Godzilla's "New" Cinematic Universe Is Actually 60 Years Old
This obsession with shared cinematic universes may be all the rage right now, but the concept didn’t begin with Iron Man and the MCU. There have been intricate, overlapping film franchises for a while, which is why the Japanese studio behind Godzilla’s announcement that it’s making a cinematic universe focusing on the iconic kaiju feels underwhelming. It’s good news for Godzilla fans to be sure, but it’s not earth-shaking, and that’s to Toho Studio’s credit.
Keiji Ota, who heads up the Godzilla movies at Toho, told Nikkei Style about the studio’s plans for the King of the Monster going forward. In comments which were translated by the fan site group Gormaru Island, Ota explained that the studio plans on cranking out Godzilla movies starting in 2021. (The deal with Legendary Entertainment’s in-progress American Godzilla shared universe prevents Toho from making their own films until that year).
“After 2021, we’re thinking of a potential strategy that [releases] Godzilla movies uninterrupted at a rate of every 2 years, although there is a preference for a yearly pace as well,” Ota said. “The future of the series and its forwarding developments are very conscious of the method of ‘shared universe.’ Godzilla, Mothra, King Ghidorah, etc. could all share a single world view much like a Marvel movie where Iron Man and the Hulk can crossover with each other.”
This sounds cool, but it’s also what Toho has been doing for, oh, 60 years or so. The first Godzilla flick came out in 1954 and it was quickly followed by a sequel, Godzilla Raids Again, in 1955. A sequel isn’t quite a shared universe, but the third movie in 1962 had Godzilla face off with King Kong. Then, 1964’s Godzilla vs. Mothra marked the start of a true cinematic universe, as Mothra made her debut three years earlier in a movie that was originally meant to be a standalone film before she joined the Godzilla series. Rodan, the giant Pteranodon kaiju, similarly made its debut in 1956’s Rodan before joining the Godzilla series in Ghidorah, the Three-Headed Monster. In that movie, Rodan actually first appears in the very location where the kaiju was presumed to have died in Rodan, so there’s some real continuity. Then there’s 1968’s Destroy All Monsters, which might as well be the kaiju Avengers given how many monsters from various spin-offs it ropes in for the action.

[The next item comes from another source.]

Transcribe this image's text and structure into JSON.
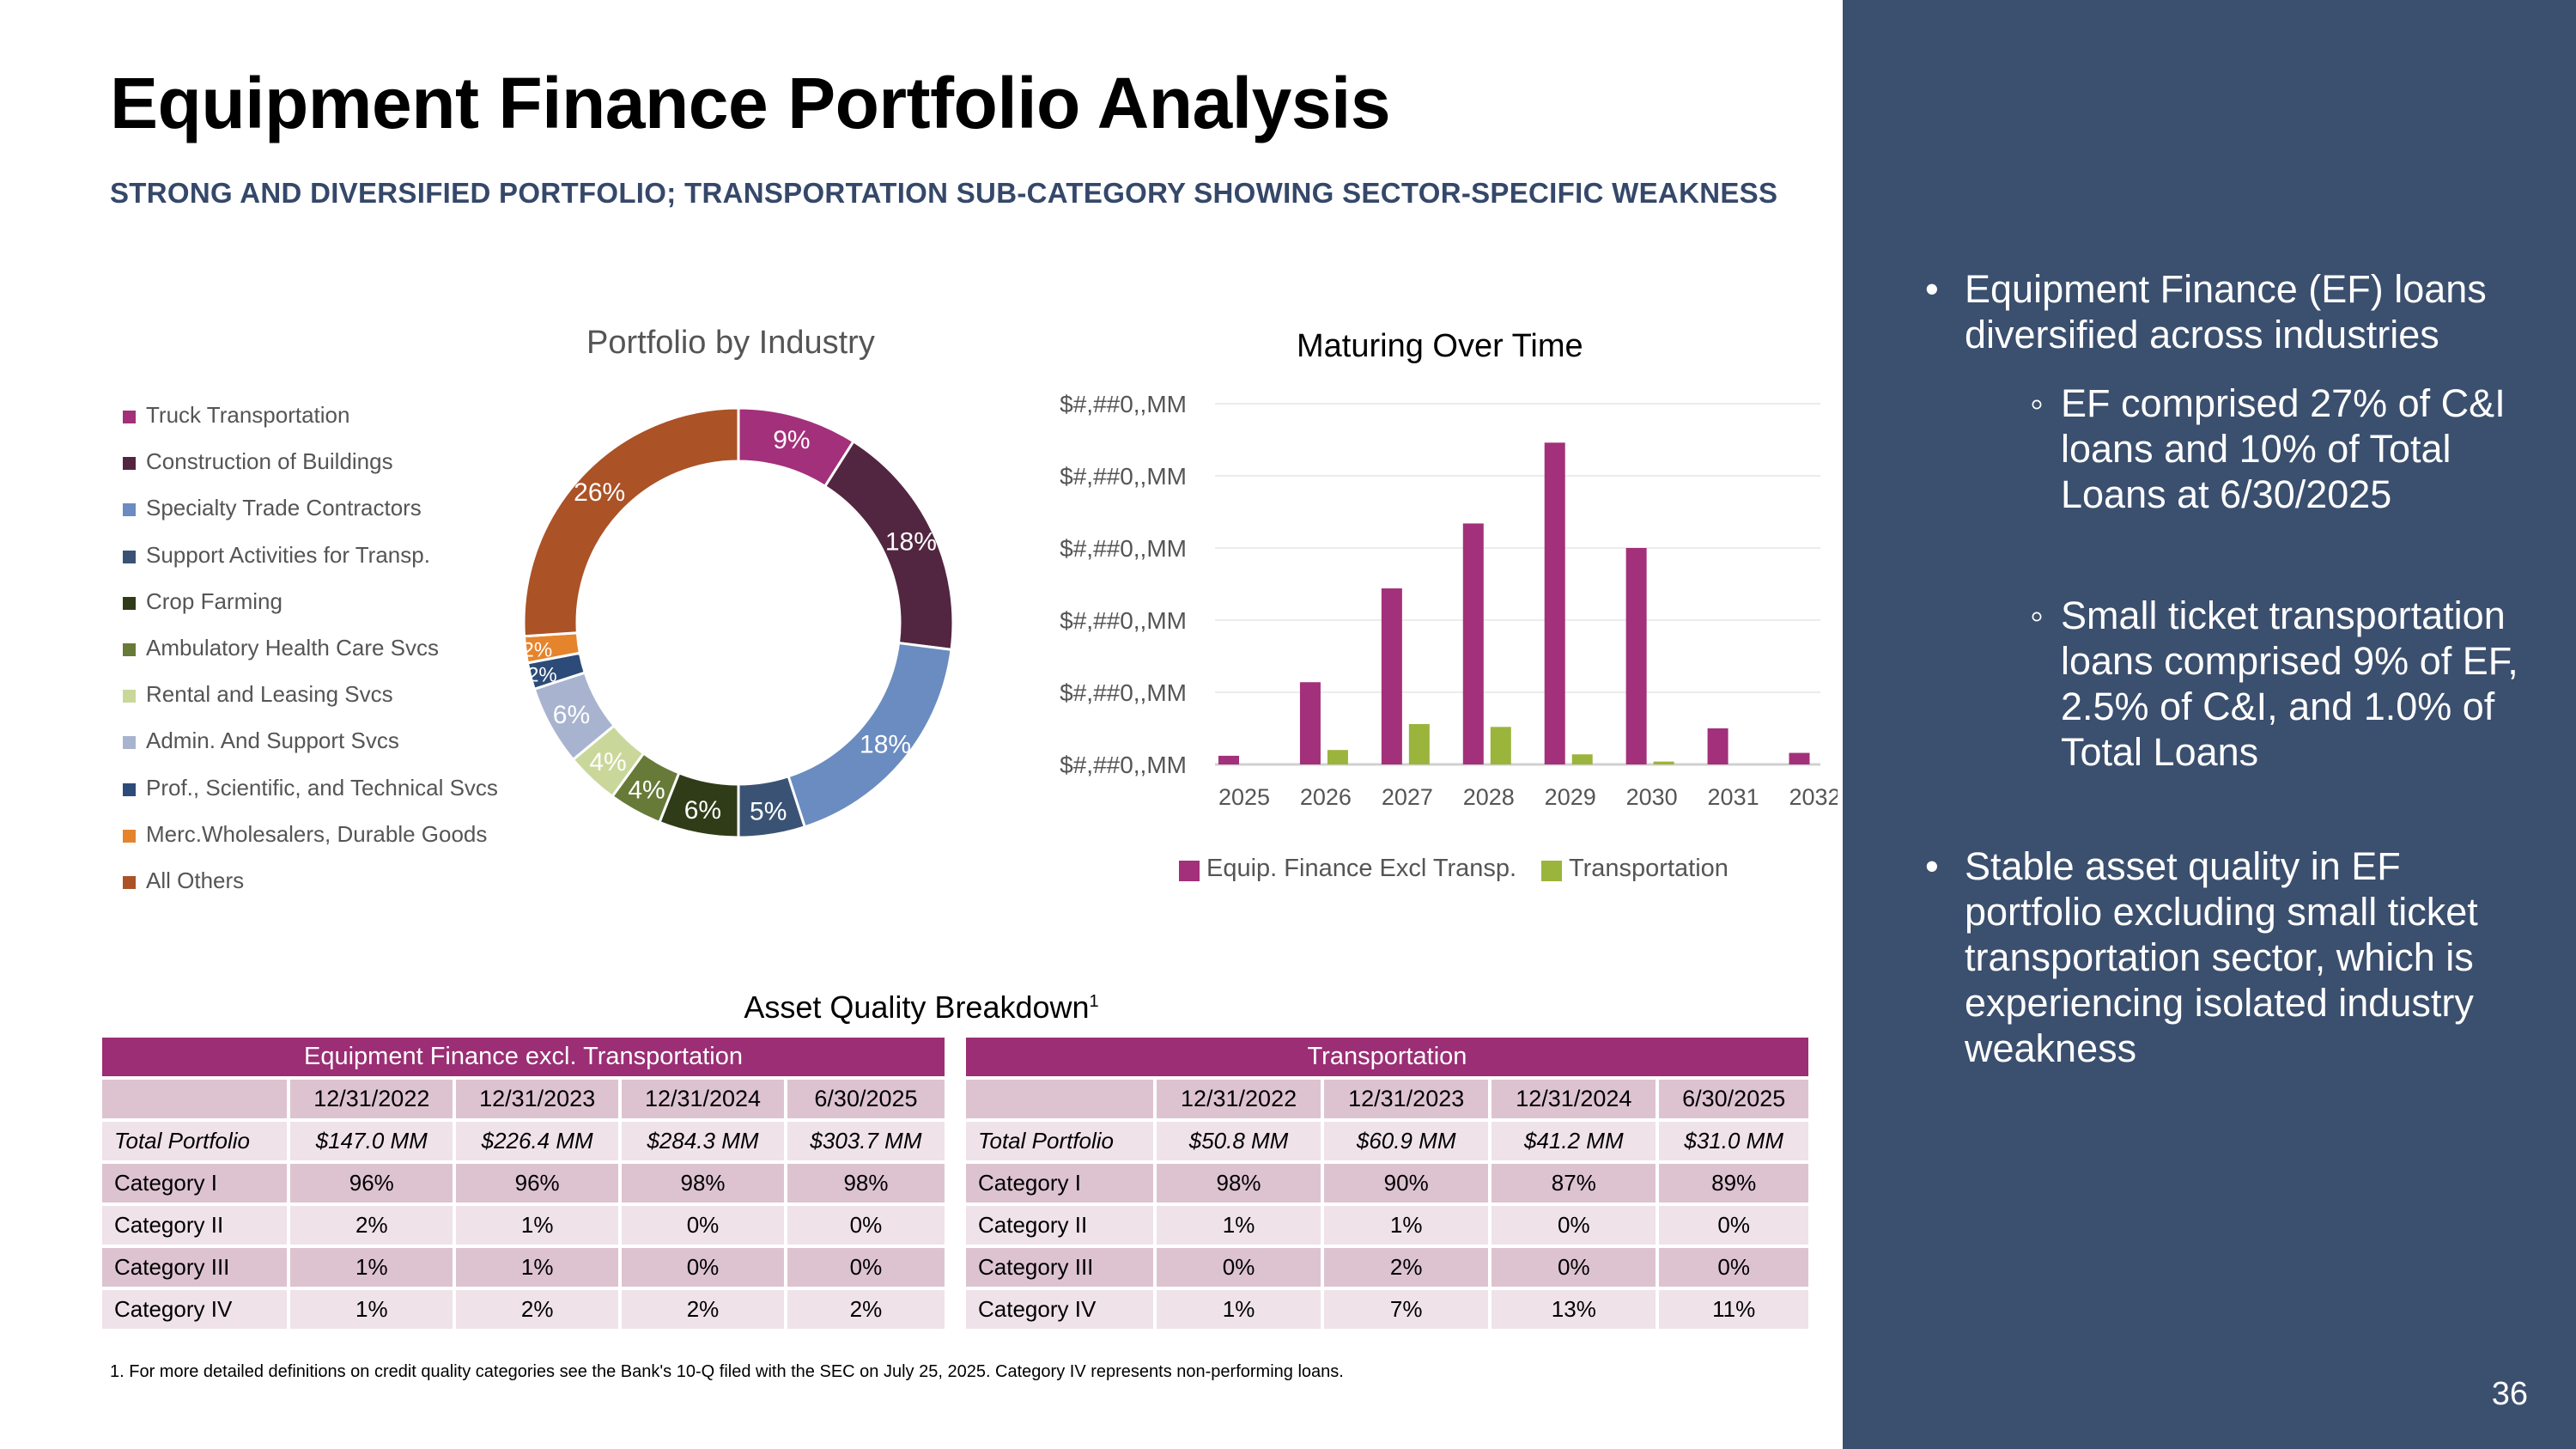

Toho has played around with continuity before, as they’ve rebooted the franchise a couple times. The 15 movies made before 1975 share continuity, while the movies from the ‘80s and ‘90s are sequels to the original 1954 Godzilla only.
It’s unclear if Toho’s upcoming Godzilla cinematic universe will draw on the original film or start from scratch. It won’t, however, include a sequel to Shin Godzilla.
“Shin Godzilla was a huge hit, but instead of thinking of doing the obvious idea of making a Shin Godzilla 2, instead think about a world that can be used for a long time,” Ota said. “I’d rather make a World of Godzilla.”
That sounds great, but it feels like Ota isn’t giving Toho enough credit. The studio has already made a kaiju-sized cinematic universe. This is just the latest iteration of it.